I love Martin’s writing. Everything he says just rings true with me. In his post FrameworkBuilding he says:
The role of refactoring has a lot to do with how you build your frameworks. Many people have the notion of a FoundationFramework. In this case you have to fix and publish your API as soon as possible, which means that refactoring is less useful due the limits I mentioned above.
But a FoundationFramework isn’t necessarily the best way to go. I’ve seen a lot of failures in building frameworks that way. I think HarvestedFramework is a much better way to go, and refactoring is extremely useful when you are building a HarvestedFramework.
Then on his HarvestedFramework page he explains further:
To build a framework by harvesting, you start by not trying to build a framework, but by building an application. While you build the application you don’t try to develop generic code, but you do work hard to build a well-factored and well designed application.
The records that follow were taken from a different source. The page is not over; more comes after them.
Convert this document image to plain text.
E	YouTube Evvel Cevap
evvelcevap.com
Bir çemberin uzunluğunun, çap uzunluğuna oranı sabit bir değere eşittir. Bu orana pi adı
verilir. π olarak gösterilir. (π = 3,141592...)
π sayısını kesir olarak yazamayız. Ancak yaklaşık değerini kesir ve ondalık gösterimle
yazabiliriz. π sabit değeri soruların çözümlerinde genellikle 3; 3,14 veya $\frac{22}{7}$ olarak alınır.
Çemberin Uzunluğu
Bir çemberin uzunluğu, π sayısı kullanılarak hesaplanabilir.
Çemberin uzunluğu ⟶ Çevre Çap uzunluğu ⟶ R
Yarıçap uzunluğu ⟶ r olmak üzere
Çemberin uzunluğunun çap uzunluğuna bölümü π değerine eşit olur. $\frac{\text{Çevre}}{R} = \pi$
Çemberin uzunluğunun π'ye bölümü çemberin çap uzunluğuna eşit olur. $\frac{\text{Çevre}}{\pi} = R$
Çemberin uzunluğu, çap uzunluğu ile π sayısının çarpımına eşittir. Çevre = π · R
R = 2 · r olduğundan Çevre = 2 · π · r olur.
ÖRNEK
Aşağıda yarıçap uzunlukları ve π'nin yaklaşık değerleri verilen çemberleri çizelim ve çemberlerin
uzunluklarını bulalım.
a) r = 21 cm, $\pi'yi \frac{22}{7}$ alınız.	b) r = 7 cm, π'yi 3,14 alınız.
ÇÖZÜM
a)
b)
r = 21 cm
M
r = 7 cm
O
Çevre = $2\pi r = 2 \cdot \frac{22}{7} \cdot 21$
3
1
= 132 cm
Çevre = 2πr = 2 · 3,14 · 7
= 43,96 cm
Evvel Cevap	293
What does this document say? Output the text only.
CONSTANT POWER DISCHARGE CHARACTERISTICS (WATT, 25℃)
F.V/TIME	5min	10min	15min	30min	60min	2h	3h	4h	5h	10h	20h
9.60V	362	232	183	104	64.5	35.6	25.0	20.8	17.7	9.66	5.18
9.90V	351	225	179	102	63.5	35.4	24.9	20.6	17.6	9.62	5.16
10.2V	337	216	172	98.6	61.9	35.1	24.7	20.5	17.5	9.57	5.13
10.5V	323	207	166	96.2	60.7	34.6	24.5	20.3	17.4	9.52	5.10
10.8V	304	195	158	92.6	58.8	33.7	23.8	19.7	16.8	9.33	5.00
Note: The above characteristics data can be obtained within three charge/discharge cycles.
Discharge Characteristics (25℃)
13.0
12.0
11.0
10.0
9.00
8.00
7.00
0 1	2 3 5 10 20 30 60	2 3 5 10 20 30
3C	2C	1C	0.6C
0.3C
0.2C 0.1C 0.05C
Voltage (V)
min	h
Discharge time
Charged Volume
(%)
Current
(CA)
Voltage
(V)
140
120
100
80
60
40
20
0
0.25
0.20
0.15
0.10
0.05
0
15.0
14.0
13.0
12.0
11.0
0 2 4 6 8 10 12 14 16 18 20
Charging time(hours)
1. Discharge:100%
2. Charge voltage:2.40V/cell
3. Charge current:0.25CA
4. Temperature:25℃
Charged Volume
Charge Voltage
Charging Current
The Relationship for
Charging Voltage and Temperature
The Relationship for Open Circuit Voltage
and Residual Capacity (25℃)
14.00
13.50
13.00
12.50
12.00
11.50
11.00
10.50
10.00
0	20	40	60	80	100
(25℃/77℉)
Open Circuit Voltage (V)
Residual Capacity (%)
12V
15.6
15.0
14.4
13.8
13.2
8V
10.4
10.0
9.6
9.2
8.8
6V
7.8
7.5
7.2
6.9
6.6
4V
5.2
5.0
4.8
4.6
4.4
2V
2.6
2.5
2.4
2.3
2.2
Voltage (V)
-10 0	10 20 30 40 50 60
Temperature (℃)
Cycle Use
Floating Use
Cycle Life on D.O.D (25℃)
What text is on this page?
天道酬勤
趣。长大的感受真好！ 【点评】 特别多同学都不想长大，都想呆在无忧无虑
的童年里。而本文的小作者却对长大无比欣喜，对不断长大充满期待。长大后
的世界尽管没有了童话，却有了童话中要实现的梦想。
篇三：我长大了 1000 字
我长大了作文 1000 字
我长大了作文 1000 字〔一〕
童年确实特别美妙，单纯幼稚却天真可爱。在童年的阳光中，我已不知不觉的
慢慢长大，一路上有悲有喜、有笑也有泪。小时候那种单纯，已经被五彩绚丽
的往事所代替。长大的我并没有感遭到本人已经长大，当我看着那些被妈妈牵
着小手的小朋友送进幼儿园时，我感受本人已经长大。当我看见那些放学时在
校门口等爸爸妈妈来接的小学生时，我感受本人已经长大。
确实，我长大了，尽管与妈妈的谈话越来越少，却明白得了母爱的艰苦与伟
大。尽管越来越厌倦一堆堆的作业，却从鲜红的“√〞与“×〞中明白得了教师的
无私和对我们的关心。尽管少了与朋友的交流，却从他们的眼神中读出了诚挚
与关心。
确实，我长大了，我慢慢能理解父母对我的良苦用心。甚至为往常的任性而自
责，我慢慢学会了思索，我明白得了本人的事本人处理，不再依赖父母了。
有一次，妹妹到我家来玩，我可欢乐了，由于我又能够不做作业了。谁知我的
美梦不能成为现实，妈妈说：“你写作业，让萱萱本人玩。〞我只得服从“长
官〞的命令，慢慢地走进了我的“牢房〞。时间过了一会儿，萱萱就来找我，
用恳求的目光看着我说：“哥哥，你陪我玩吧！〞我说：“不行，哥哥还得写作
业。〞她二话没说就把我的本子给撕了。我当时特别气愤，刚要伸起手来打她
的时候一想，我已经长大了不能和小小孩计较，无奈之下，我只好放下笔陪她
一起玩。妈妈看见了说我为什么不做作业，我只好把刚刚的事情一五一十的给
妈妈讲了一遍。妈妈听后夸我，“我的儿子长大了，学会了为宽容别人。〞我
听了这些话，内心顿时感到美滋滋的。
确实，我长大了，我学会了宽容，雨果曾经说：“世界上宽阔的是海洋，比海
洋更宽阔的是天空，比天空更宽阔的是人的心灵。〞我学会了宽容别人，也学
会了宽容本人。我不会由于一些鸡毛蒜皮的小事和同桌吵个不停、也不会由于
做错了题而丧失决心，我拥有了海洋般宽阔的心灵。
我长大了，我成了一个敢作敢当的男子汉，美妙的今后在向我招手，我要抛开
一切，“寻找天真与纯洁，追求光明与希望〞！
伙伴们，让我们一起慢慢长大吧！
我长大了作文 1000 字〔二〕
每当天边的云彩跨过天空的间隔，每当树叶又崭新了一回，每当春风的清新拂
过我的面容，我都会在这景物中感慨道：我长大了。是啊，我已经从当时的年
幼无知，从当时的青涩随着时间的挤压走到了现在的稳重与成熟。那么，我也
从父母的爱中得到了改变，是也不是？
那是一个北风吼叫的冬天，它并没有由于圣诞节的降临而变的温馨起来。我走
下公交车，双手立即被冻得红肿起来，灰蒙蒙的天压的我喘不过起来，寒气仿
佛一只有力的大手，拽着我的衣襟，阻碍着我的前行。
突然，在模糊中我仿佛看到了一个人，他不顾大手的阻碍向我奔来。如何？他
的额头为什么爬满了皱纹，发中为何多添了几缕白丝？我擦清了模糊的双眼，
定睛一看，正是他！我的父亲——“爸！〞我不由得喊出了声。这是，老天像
With one application built you then build another application which has at least some similar needs to the first one. While you do this you pay attention to any duplication between the second and first application. As you find duplication you factor out into a common area, this common area is the proto-framework.
As you develop further applications each one further refines the framework area of the code. During the first couple of applications you’d keep everything in a single code base. After a few rounds of this the framework should begin to stabilize and you can separate out the code bases.
While this sounds harder and less efficient than FoundationFramework it seems to work better in practice.
This is exactly the approach I take to building frameworks. I don’t start out intending to build a framework, but as I’ve said before, I am a Refactoring junkie, so I often end up harvesting one if the possibility arises.